Gisèle Vienne : « les conflits intimes sont des conflits politiques »

Photo : Estelle Hanania

Gisèle Vienne adapte pour la scène le texte de Robert Walser, L’Étang, Une histoire d’amour filial  qui permet à la metteuse en scène et chorégraphe de poursuivre son travail sur la représentation sociale. Ce spectacle est présenté jeudi 1er et vendredi 2 décembre au Rive Gauche à Saint-Étienne-du-Rouvray.

Annie Ernaux

À la lecture de L’Étang de Robert Walser (1878-1956), Gisèle Vienne a fait un parallèle avec les écrits d’Annie Ernaux. « Il y a quelque chose d’autobiographique. C’est un texte écrit pour la sœur de Walser. Cette histoire est également sociologique dans le sens où elle fait le scénario sociétal de vies. C’est très présent dans la littérature d’Annie Ernaux. Elle résonne dans de nombreuses vies et fait donc sociologie.
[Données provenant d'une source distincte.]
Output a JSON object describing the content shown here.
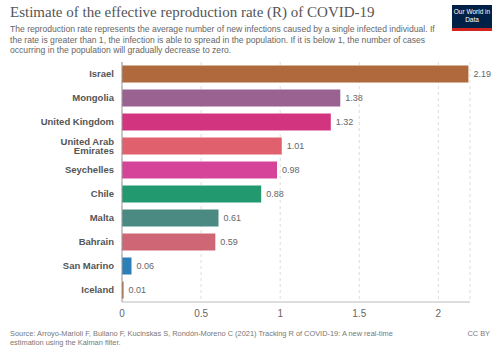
{
  "chart_data": {
    "type": "bar",
    "orientation": "horizontal",
    "title": "Estimate of the effective reproduction rate (R) of COVID-19",
    "subtitle": "The reproduction rate represents the average number of new infections caused by a single infected individual. If the rate is greater than 1, the infection is able to spread in the population. If it is below 1, the number of cases occurring in the population will gradually decrease to zero.",
    "source": "Source: Arroyo-Marioli F, Bullano F, Kucinskas S, Rondón-Moreno C (2021) Tracking R of COVID-19: A new real-time estimation using the Kalman filter.",
    "license": "CC BY",
    "logo": "Our World in Data",
    "categories": [
      "Israel",
      "Mongolia",
      "United Kingdom",
      "United Arab Emirates",
      "Seychelles",
      "Chile",
      "Malta",
      "Bahrain",
      "San Marino",
      "Iceland"
    ],
    "values": [
      2.19,
      1.38,
      1.32,
      1.01,
      0.98,
      0.88,
      0.61,
      0.59,
      0.06,
      0.01
    ],
    "colors": [
      "#b0693c",
      "#9a6290",
      "#d2347f",
      "#e1606d",
      "#d6449a",
      "#23996f",
      "#4a8a82",
      "#cf6676",
      "#2d7fb8",
      "#b9672f"
    ],
    "xlim": [
      0,
      2.2
    ],
    "xticks": [
      0,
      0.5,
      1,
      1.5,
      2
    ],
    "grid": true,
    "data_labels": true
  }
}
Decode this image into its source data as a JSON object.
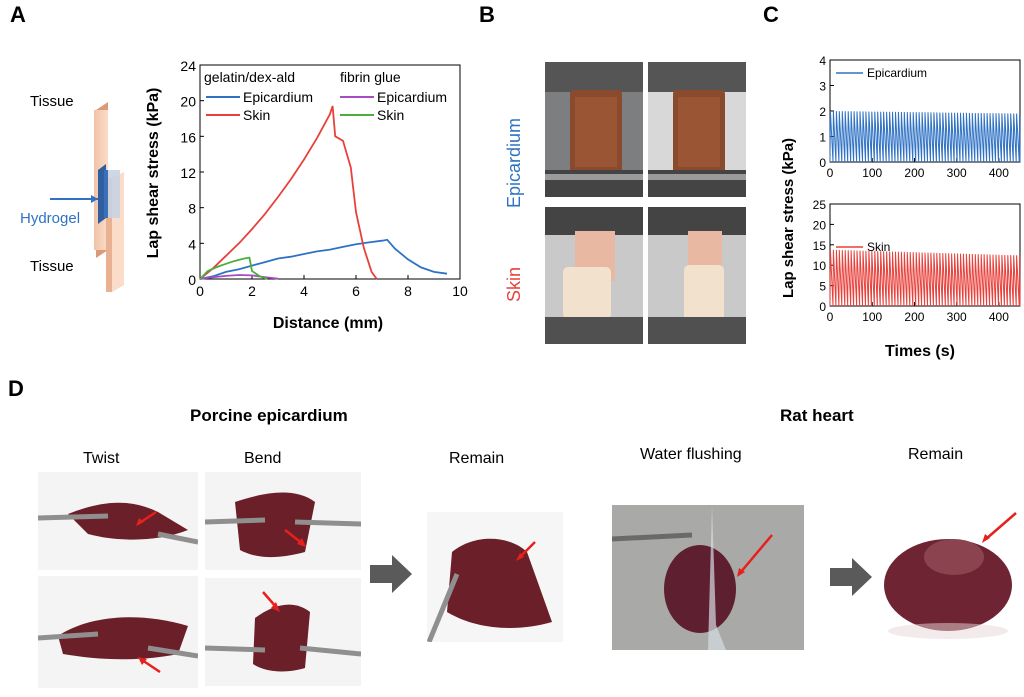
{
  "panels": {
    "a": "A",
    "b": "B",
    "c": "C",
    "d": "D"
  },
  "schematic": {
    "tissue_top": "Tissue",
    "tissue_bottom": "Tissue",
    "hydrogel": "Hydrogel"
  },
  "panel_b": {
    "row_epicardium": "Epicardium",
    "row_skin": "Skin"
  },
  "panel_d": {
    "group_left": "Porcine epicardium",
    "group_right": "Rat heart",
    "twist": "Twist",
    "bend": "Bend",
    "remain_left": "Remain",
    "water_flushing": "Water flushing",
    "remain_right": "Remain"
  },
  "colors": {
    "blue": "#2f72c4",
    "red": "#e8403b",
    "purple": "#a64dc1",
    "green": "#4cae3f",
    "arrow": "#e8201d",
    "tissue": "#6b1f28"
  },
  "chart_data": [
    {
      "type": "line",
      "xlabel": "Distance (mm)",
      "ylabel": "Lap shear stress (kPa)",
      "xlim": [
        0,
        10
      ],
      "ylim": [
        0,
        24
      ],
      "xticks": [
        0,
        2,
        4,
        6,
        8,
        10
      ],
      "yticks": [
        0,
        4,
        8,
        12,
        16,
        20,
        24
      ],
      "legend": {
        "group1_title": "gelatin/dex-ald",
        "group2_title": "fibrin glue"
      },
      "series": [
        {
          "name": "Epicardium",
          "group": "gelatin/dex-ald",
          "color": "#2f72c4",
          "x": [
            0,
            0.5,
            1.0,
            1.5,
            2.0,
            2.5,
            3.0,
            3.5,
            4.0,
            4.5,
            5.0,
            5.5,
            6.0,
            6.5,
            7.0,
            7.2,
            7.5,
            8.0,
            8.5,
            9.0,
            9.5
          ],
          "y": [
            0,
            0.3,
            0.8,
            1.1,
            1.5,
            1.9,
            2.3,
            2.5,
            2.8,
            3.1,
            3.3,
            3.6,
            3.9,
            4.1,
            4.3,
            4.4,
            3.4,
            2.2,
            1.3,
            0.8,
            0.6
          ]
        },
        {
          "name": "Skin",
          "group": "gelatin/dex-ald",
          "color": "#e8403b",
          "x": [
            0,
            0.5,
            1.0,
            1.5,
            2.0,
            2.5,
            3.0,
            3.5,
            4.0,
            4.5,
            5.0,
            5.1,
            5.2,
            5.5,
            5.8,
            6.0,
            6.3,
            6.6,
            6.8
          ],
          "y": [
            0,
            1.2,
            2.6,
            4.0,
            5.6,
            7.3,
            9.2,
            11.2,
            13.4,
            15.8,
            18.5,
            19.4,
            16.0,
            15.5,
            12.5,
            7.5,
            3.5,
            0.8,
            0
          ]
        },
        {
          "name": "Epicardium",
          "group": "fibrin glue",
          "color": "#a64dc1",
          "x": [
            0,
            0.5,
            1.0,
            1.5,
            2.0,
            2.5,
            3.0
          ],
          "y": [
            0,
            0.2,
            0.35,
            0.45,
            0.4,
            0.2,
            0.05
          ]
        },
        {
          "name": "Skin",
          "group": "fibrin glue",
          "color": "#4cae3f",
          "x": [
            0,
            0.3,
            0.7,
            1.0,
            1.3,
            1.7,
            1.9,
            2.0,
            2.3,
            2.6
          ],
          "y": [
            0,
            0.9,
            1.4,
            1.7,
            2.0,
            2.3,
            2.4,
            0.9,
            0.3,
            0
          ]
        }
      ]
    },
    {
      "type": "line",
      "xlabel": "Times (s)",
      "ylabel": "Lap shear stress (kPa)",
      "panel": "C-top",
      "xlim": [
        0,
        450
      ],
      "ylim": [
        0,
        4
      ],
      "xticks": [
        0,
        100,
        200,
        300,
        400
      ],
      "yticks": [
        0,
        1,
        2,
        3,
        4
      ],
      "series": [
        {
          "name": "Epicardium",
          "color": "#2f72c4",
          "period_s": 7,
          "peak_start": 2.0,
          "peak_end": 1.9
        }
      ]
    },
    {
      "type": "line",
      "xlabel": "Times (s)",
      "ylabel": "Lap shear stress (kPa)",
      "panel": "C-bottom",
      "xlim": [
        0,
        450
      ],
      "ylim": [
        0,
        25
      ],
      "xticks": [
        0,
        100,
        200,
        300,
        400
      ],
      "yticks": [
        0,
        5,
        10,
        15,
        20,
        25
      ],
      "series": [
        {
          "name": "Skin",
          "color": "#e8403b",
          "period_s": 7,
          "peak_start": 13.8,
          "peak_end": 12.4
        }
      ]
    }
  ]
}
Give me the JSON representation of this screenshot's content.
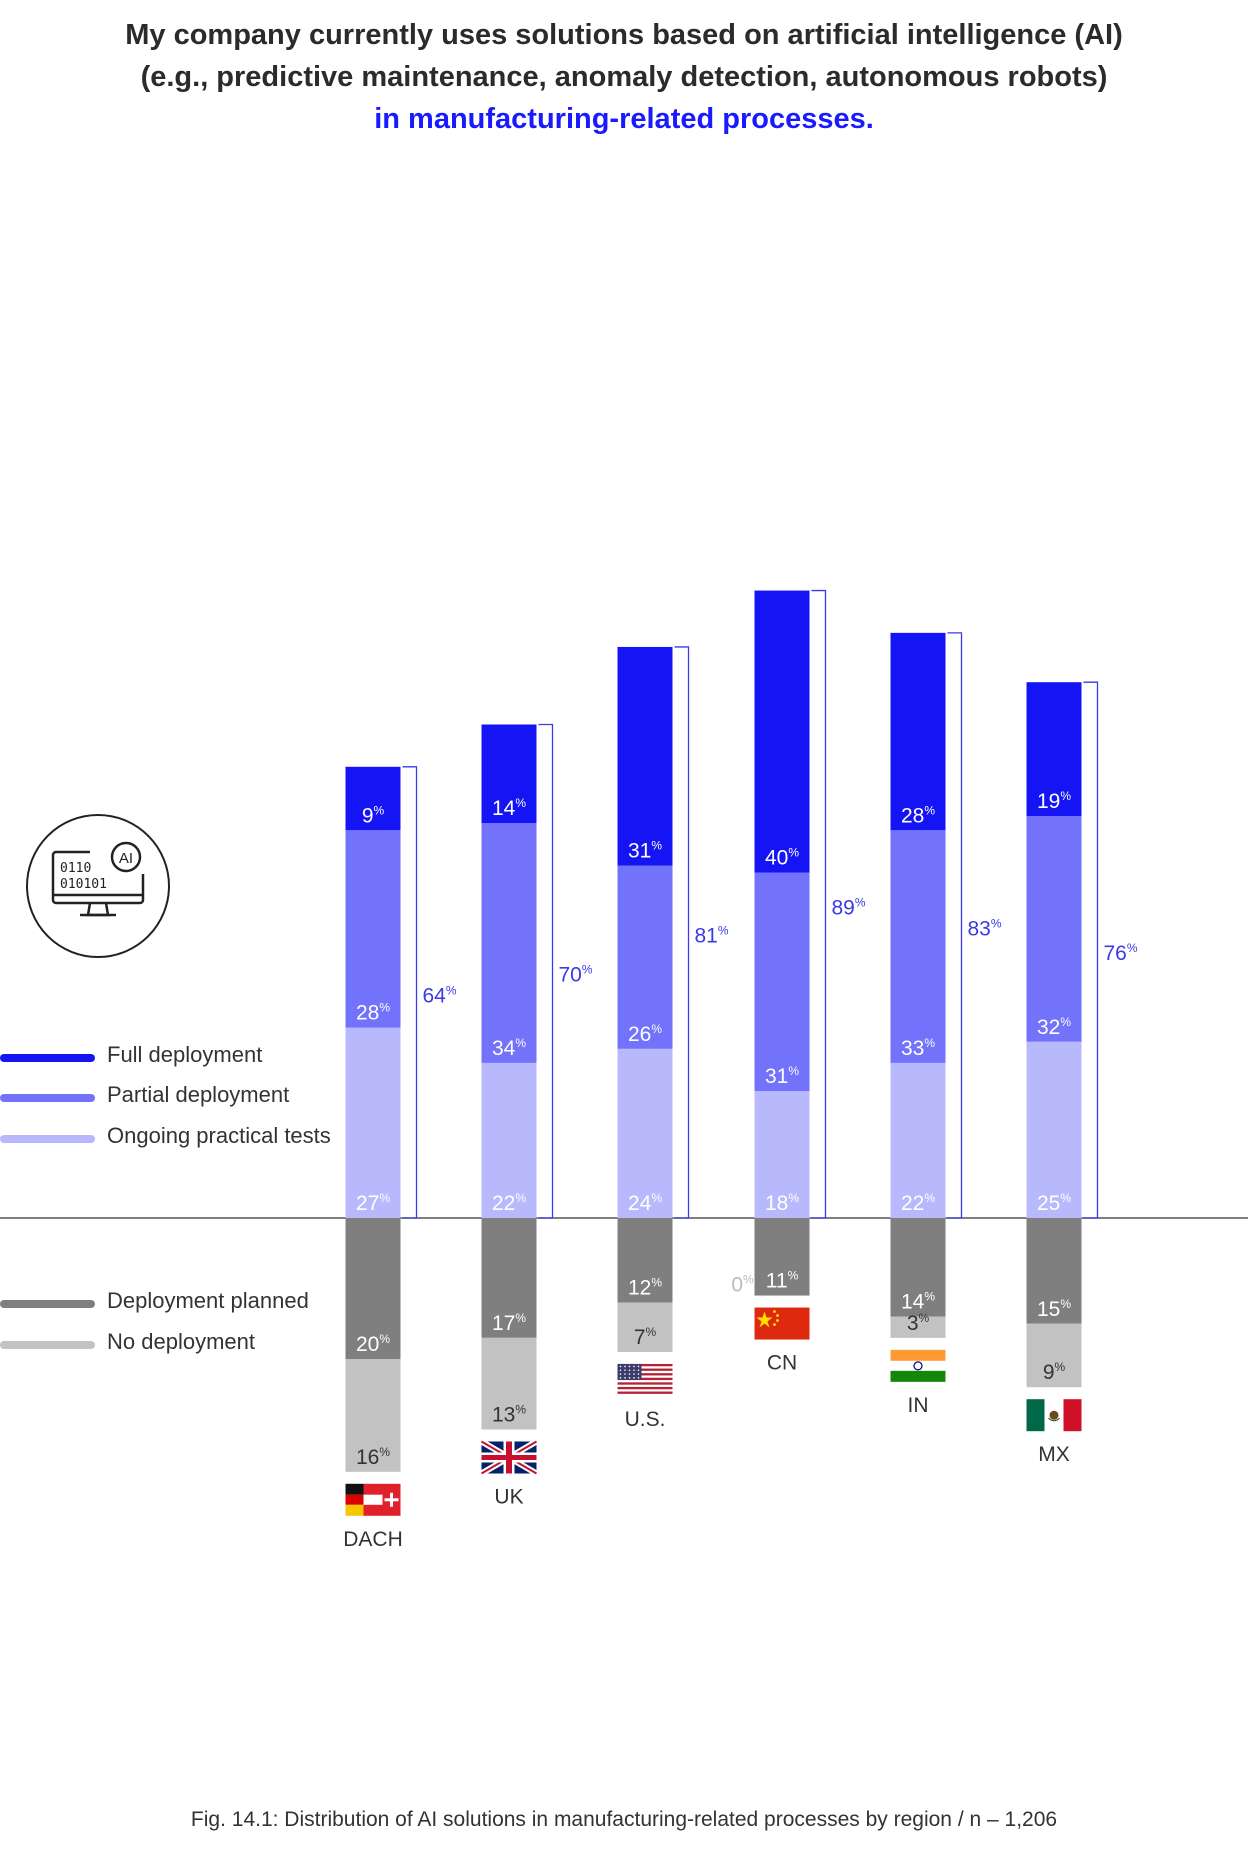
{
  "title": {
    "line1": "My company currently uses solutions based on artificial intelligence (AI)",
    "line2": "(e.g., predictive maintenance, anomaly detection, autonomous robots)",
    "line3": "in manufacturing-related processes."
  },
  "legend": {
    "full": "Full deployment",
    "partial": "Partial deployment",
    "tests": "Ongoing practical tests",
    "planned": "Deployment planned",
    "none": "No deployment"
  },
  "icon": {
    "name": "computer-ai-icon",
    "badge": "AI",
    "row1": "0110",
    "row2": "010101"
  },
  "caption": "Fig. 14.1: Distribution of AI solutions in manufacturing-related processes by region / n – 1,206",
  "colors": {
    "full": "#1414f5",
    "partial": "#7272fb",
    "tests": "#b8b8fd",
    "planned": "#7f7f7f",
    "none": "#c2c2c2",
    "total": "#3a3ae6"
  },
  "chart_data": {
    "type": "bar",
    "categories": [
      "DACH",
      "UK",
      "U.S.",
      "CN",
      "IN",
      "MX"
    ],
    "flags": [
      "dach-flag",
      "uk-flag",
      "us-flag",
      "cn-flag",
      "in-flag",
      "mx-flag"
    ],
    "unit": "%",
    "series": [
      {
        "name": "Full deployment",
        "values": [
          9,
          14,
          31,
          40,
          28,
          19
        ]
      },
      {
        "name": "Partial deployment",
        "values": [
          28,
          34,
          26,
          31,
          33,
          32
        ]
      },
      {
        "name": "Ongoing practical tests",
        "values": [
          27,
          22,
          24,
          18,
          22,
          25
        ]
      },
      {
        "name": "Deployment planned",
        "values": [
          20,
          17,
          12,
          11,
          14,
          15
        ]
      },
      {
        "name": "No deployment",
        "values": [
          16,
          13,
          7,
          0,
          3,
          9
        ]
      }
    ],
    "totals": [
      64,
      70,
      81,
      89,
      83,
      76
    ],
    "legend_position": "left",
    "grid": false
  }
}
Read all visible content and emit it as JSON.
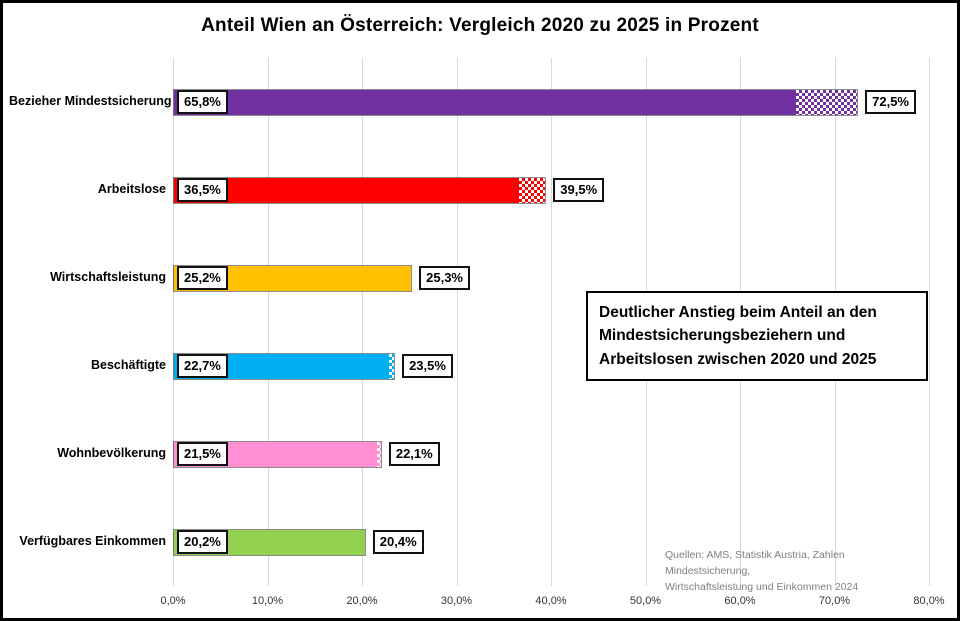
{
  "title": "Anteil Wien an Österreich: Vergleich 2020 zu 2025 in Prozent",
  "chart_data": {
    "type": "bar",
    "orientation": "horizontal",
    "title": "Anteil Wien an Österreich: Vergleich 2020 zu 2025 in Prozent",
    "xlabel": "",
    "ylabel": "",
    "xlim": [
      0,
      80
    ],
    "grid": "vertical",
    "x_ticks": [
      "0,0%",
      "10,0%",
      "20,0%",
      "30,0%",
      "40,0%",
      "50,0%",
      "60,0%",
      "70,0%",
      "80,0%"
    ],
    "categories": [
      "Bezieher Mindestsicherung",
      "Arbeitslose",
      "Wirtschaftsleistung",
      "Beschäftigte",
      "Wohnbevölkerung",
      "Verfügbares Einkommen"
    ],
    "series": [
      {
        "name": "2020",
        "values": [
          65.8,
          36.5,
          25.2,
          22.7,
          21.5,
          20.2
        ],
        "labels": [
          "65,8%",
          "36,5%",
          "25,2%",
          "22,7%",
          "21,5%",
          "20,2%"
        ]
      },
      {
        "name": "2025",
        "values": [
          72.5,
          39.5,
          25.3,
          23.5,
          22.1,
          20.4
        ],
        "labels": [
          "72,5%",
          "39,5%",
          "25,3%",
          "23,5%",
          "22,1%",
          "20,4%"
        ]
      }
    ],
    "bar_colors": [
      "#7030A0",
      "#FF0000",
      "#FFC000",
      "#00B0F0",
      "#FF8FD2",
      "#92D050"
    ],
    "hatch_style": "checkered (2025 increase shown as dotted extension of bar)"
  },
  "annotation": {
    "text": "Deutlicher Anstieg beim Anteil an den Mindestsicherungsbeziehern und Arbeitslosen zwischen 2020 und 2025"
  },
  "sources": {
    "line1": "Quellen: AMS, Statistik Austria, Zahlen Mindestsicherung,",
    "line2": "Wirtschaftsleistung und Einkommen 2024"
  }
}
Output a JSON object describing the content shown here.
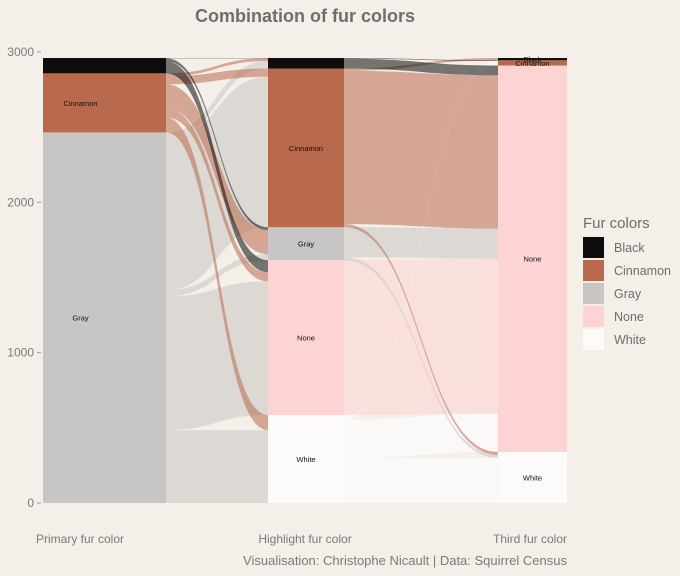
{
  "chart_data": {
    "type": "alluvial",
    "title": "Combination of fur colors",
    "caption": "Visualisation: Christophe Nicault | Data: Squirrel Census",
    "axes": [
      "Primary fur color",
      "Highlight fur color",
      "Third fur color"
    ],
    "y_ticks": [
      0,
      1000,
      2000,
      3000
    ],
    "ylim": [
      0,
      3000
    ],
    "legend_title": "Fur colors",
    "legend_position": "right",
    "colors": {
      "Black": "#0d0d0d",
      "Cinnamon": "#b96a4d",
      "Gray": "#c8c6c4",
      "None": "#fdd3d3",
      "White": "#fcfbfa"
    },
    "legend": [
      "Black",
      "Cinnamon",
      "Gray",
      "None",
      "White"
    ],
    "stacks": [
      [
        {
          "name": "Gray",
          "value": 2465
        },
        {
          "name": "Cinnamon",
          "value": 393
        },
        {
          "name": "Black",
          "value": 102
        }
      ],
      [
        {
          "name": "White",
          "value": 585
        },
        {
          "name": "None",
          "value": 1030
        },
        {
          "name": "Gray",
          "value": 220
        },
        {
          "name": "Cinnamon",
          "value": 1055
        },
        {
          "name": "Black",
          "value": 70
        }
      ],
      [
        {
          "name": "White",
          "value": 340
        },
        {
          "name": "None",
          "value": 2570
        },
        {
          "name": "Cinnamon",
          "value": 35
        },
        {
          "name": "Black",
          "value": 15
        }
      ]
    ],
    "flows_1_2": [
      {
        "from": "Gray",
        "to": "White",
        "value": 485
      },
      {
        "from": "Gray",
        "to": "None",
        "value": 890
      },
      {
        "from": "Gray",
        "to": "Gray",
        "value": 40
      },
      {
        "from": "Gray",
        "to": "Cinnamon",
        "value": 1000
      },
      {
        "from": "Gray",
        "to": "Black",
        "value": 50
      },
      {
        "from": "Cinnamon",
        "to": "White",
        "value": 100
      },
      {
        "from": "Cinnamon",
        "to": "None",
        "value": 60
      },
      {
        "from": "Cinnamon",
        "to": "Gray",
        "value": 160
      },
      {
        "from": "Cinnamon",
        "to": "Cinnamon",
        "value": 55
      },
      {
        "from": "Cinnamon",
        "to": "Black",
        "value": 18
      },
      {
        "from": "Black",
        "to": "None",
        "value": 80
      },
      {
        "from": "Black",
        "to": "Gray",
        "value": 20
      },
      {
        "from": "Black",
        "to": "Black",
        "value": 2
      }
    ],
    "flows_2_3": [
      {
        "from": "White",
        "to": "White",
        "value": 300
      },
      {
        "from": "White",
        "to": "None",
        "value": 255
      },
      {
        "from": "White",
        "to": "Cinnamon",
        "value": 30
      },
      {
        "from": "None",
        "to": "None",
        "value": 1030
      },
      {
        "from": "Gray",
        "to": "White",
        "value": 20
      },
      {
        "from": "Gray",
        "to": "None",
        "value": 200
      },
      {
        "from": "Cinnamon",
        "to": "White",
        "value": 20
      },
      {
        "from": "Cinnamon",
        "to": "None",
        "value": 1020
      },
      {
        "from": "Cinnamon",
        "to": "Black",
        "value": 15
      },
      {
        "from": "Black",
        "to": "None",
        "value": 65
      },
      {
        "from": "Black",
        "to": "Cinnamon",
        "value": 5
      }
    ]
  }
}
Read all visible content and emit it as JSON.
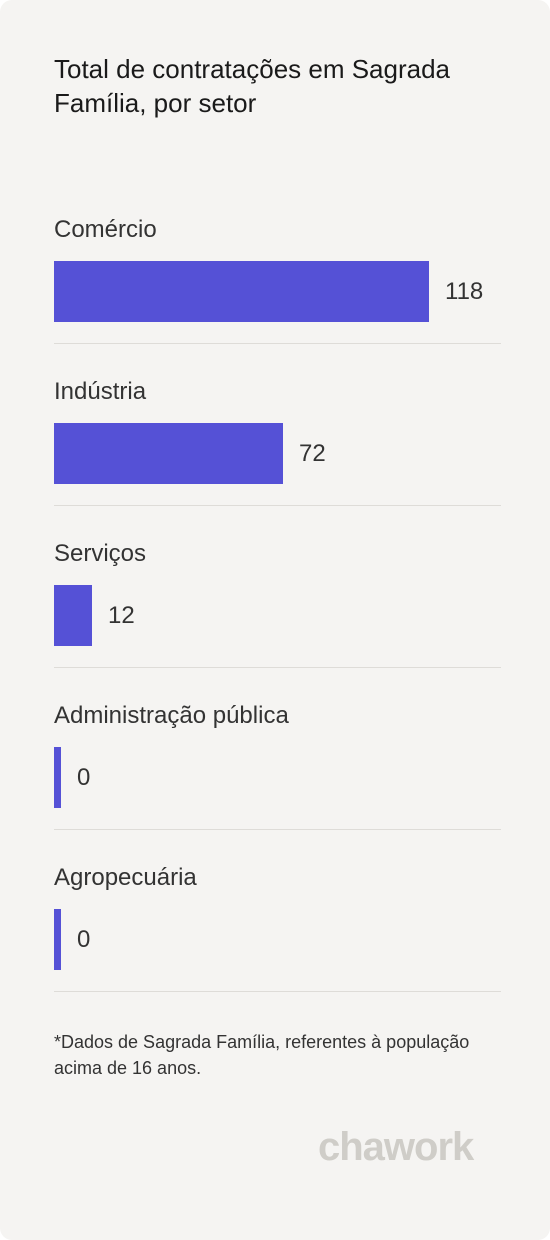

Même si Robert Walser l’écrit vers 1900, elle est très opérante et fait écho à la société à travers les rapports de domination inscrits dans notre chair, dans la structure familiale. Les conflits intimes sont des conflits politiques à l’intérieur de nous que nous pouvons plus ou moins décoder. Il y a un côté subversif avec beaucoup d’humour ».

Un drame familial

L’Étang est un drame familial. Un adolescent, Fritz, est désespéré. Pour lui, sa mère ne l’aime pas comme il le souhaite. Pour tester son amour, il va mettre en scène un suicide. Gisèle Vienne confie les rôles de L’Étang à Henrietta Wallberg et Adèle Haenel. La première « doit jouer la femme et la mère. Adèle est un enfant. Ces deux assignations mènent au conflit. Les deux personnages sont en effet en guerre avec ces injonctions sociétales. Cela pose la question de la manière d’aimer et de la souffrance. Ce peut être très violent pour une mère. Dans cette histoire, le père est absent. Or cette absence révèle son omniprésence. La mère doit alors agir sous cette autorité dans ce système qui leur fait violence. Elle doit représenter l’autorité qui joue en fait en sa défaveur. Nous avons alors deux personnages en suspens, en conflit, qui sont liés dans la détresse ».

Des silences

Dans ce récit, Gisèle Vienne y a perçu de nombreux silences. Les incompréhensions et les non-dits vont traverser les corps. « Cela ouvre des champs dans la mise en scène, dans la chorégraphie. Je continue à développer ma capacité à lire et entendre les corps, à ce que disent les corps, les immobilités. Cela pose la question de la perception. La parole fait autorité sur un corps. Ce qui est une aberration parce que cela sert un système en place. Or ces espaces non verbaux sont hyper politiques. Cela permet de prendre conscience des évidences perceptives et remettre en question ces évidences ».

Un autre langage

Face à un tel texte, Gisèle Vienne se devait d’inventer un nouveau langage comme si elle découvrait une nouvelle langue étrangère ou écrivait la règle d’un jeu. « Le geste artistique est une tentative de déplacement ». La metteuse en scène a imaginé « une expérience sensorielle faite de texte, de sons, de lumière, de couleurs, de musicalité ». Pour cela, elle a voulu « jouer sur les dissociations. Adèle interprète plusieurs personnages à partir d’un même corps. Elle est Fritz et d’autres adolescents en changeant sa voix. Comme si elle doublait dans un film. Le rapport dans l’espace est aussi un langage. Cela permet de déplier un conflit. Son corps est une mise en scène en soi ».